DIÁRIO DO GRANDE ABC - 15/11/2007
por Luciana Yamashita

SOS Chácara Silvestre pede abertura de CPI

Representantes do movimento SOS Chácara Silvestre estiveram ontem na Câmara Municipal de São Bernardo para pedir a abertura de uma CPI (Comissão Parlamentar de Inquérito). O movimento quer a investigação do valor das obras do Centro de Cultura e Educação Ambiental.

O coordenador do movimento, Paulismar Duarte, falou no plenário e defendeu a investigação. “Queremos o a CPI para apurar o acréscimo absurdo no valor da obra.
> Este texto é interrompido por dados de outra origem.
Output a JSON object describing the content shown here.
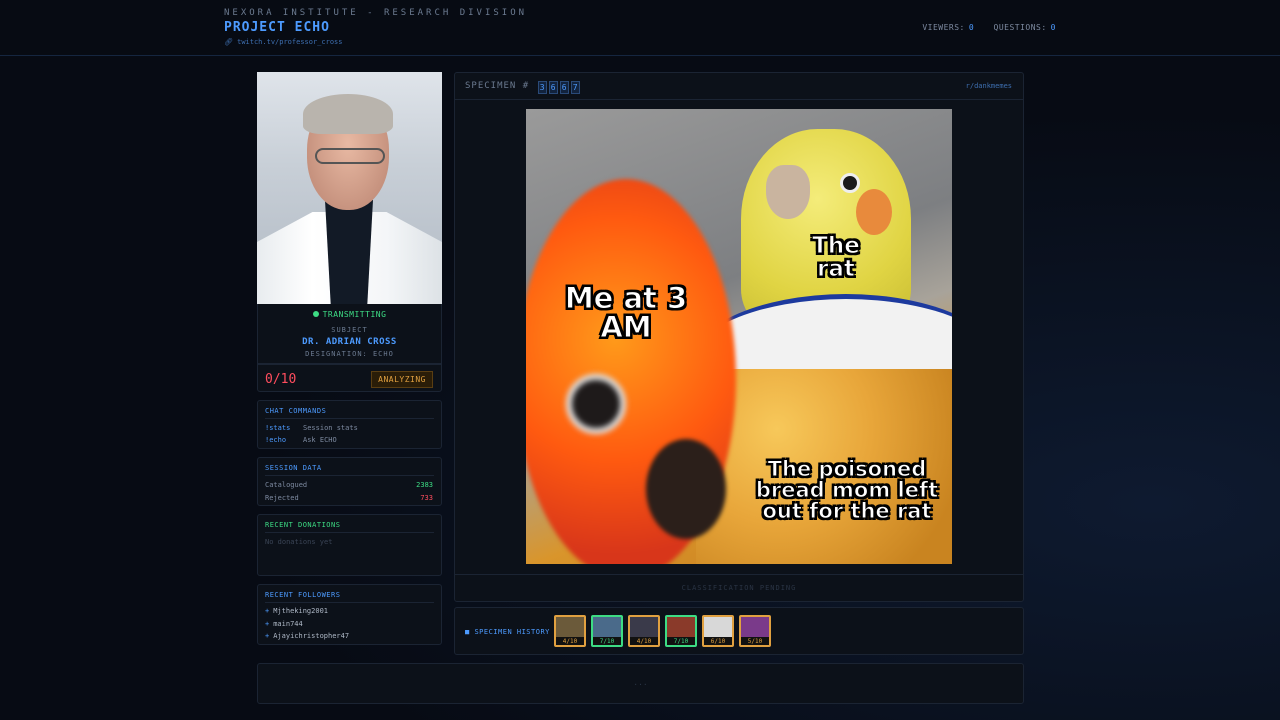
{
  "header": {
    "institute": "NEXORA INSTITUTE - RESEARCH DIVISION",
    "title": "PROJECT ECHO",
    "link": "twitch.tv/professor_cross",
    "viewers_label": "VIEWERS:",
    "viewers": "0",
    "questions_label": "QUESTIONS:",
    "questions": "0"
  },
  "subject": {
    "status": "TRANSMITTING",
    "label": "SUBJECT",
    "name": "DR. ADRIAN CROSS",
    "designation": "DESIGNATION: ECHO",
    "score": "0/10",
    "state": "ANALYZING"
  },
  "commands": {
    "title": "CHAT COMMANDS",
    "items": [
      {
        "cmd": "!stats",
        "desc": "Session stats"
      },
      {
        "cmd": "!echo",
        "desc": "Ask ECHO"
      }
    ]
  },
  "session": {
    "title": "SESSION DATA",
    "catalogued_label": "Catalogued",
    "catalogued": "2383",
    "rejected_label": "Rejected",
    "rejected": "733"
  },
  "donations": {
    "title": "RECENT DONATIONS",
    "empty": "No donations yet"
  },
  "followers": {
    "title": "RECENT FOLLOWERS",
    "items": [
      "Mjtheking2001",
      "main744",
      "Ajayichristopher47"
    ]
  },
  "specimen": {
    "label": "SPECIMEN #",
    "digits": [
      "3",
      "6",
      "6",
      "7"
    ],
    "source": "r/dankmemes",
    "captions": [
      "Me at 3 AM",
      "The rat",
      "The poisoned bread mom left out for the rat"
    ],
    "footer": "CLASSIFICATION PENDING"
  },
  "history": {
    "title": "SPECIMEN HISTORY",
    "items": [
      {
        "score": "4/10",
        "tier": "mid",
        "color": "#6b5a3a"
      },
      {
        "score": "7/10",
        "tier": "good",
        "color": "#4a6a8a"
      },
      {
        "score": "4/10",
        "tier": "mid",
        "color": "#3a3a4a"
      },
      {
        "score": "7/10",
        "tier": "good",
        "color": "#8a3a2a"
      },
      {
        "score": "6/10",
        "tier": "mid",
        "color": "#d8d8d8"
      },
      {
        "score": "5/10",
        "tier": "mid",
        "color": "#7a3a8a"
      }
    ]
  },
  "bottom": {
    "placeholder": "..."
  }
}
A inflação nos últimos dois anos não passou de 8%, mas o custo da obra teve aumento de 61,9%.”

A previsão inicial de gastos da Prefeitura era de R$ 13 milhões, em 2005. O orçamento passou para R$ 21,5 milhões.

Segundo o coordenador, caso a Câmara não instaure a CPI, o movimento apelará ao Judiciário.

O secretário de Educação e Cultura do município, Admir Ferro, afirmou anteontem que o valor da obra foi resultado de concorrência pública e que venceu o menor preço. Segundo ele, há dois anos, havia apenas uma previsão dos custos da obra.

Anteontem, a Justiça concedeu liminar em favor do Ministério Público e suspendeu as obras da escola na chácara.

A maior polêmica é que o local é tombado pelo Compahc (Conselho Municipal do Patrimônio Histórico e Cultural) e a Prefeitura prevê a retirada de 33 árvores, danificadas ou em final de vida. Dessas, 29 são eucaliptos e quatro são nativas. Além disso, 45 serão transplantadas para outro espaço na chácara. Em reunião dia 1º de novembro, o Compahc manteve a aprovação do manejo das árvores.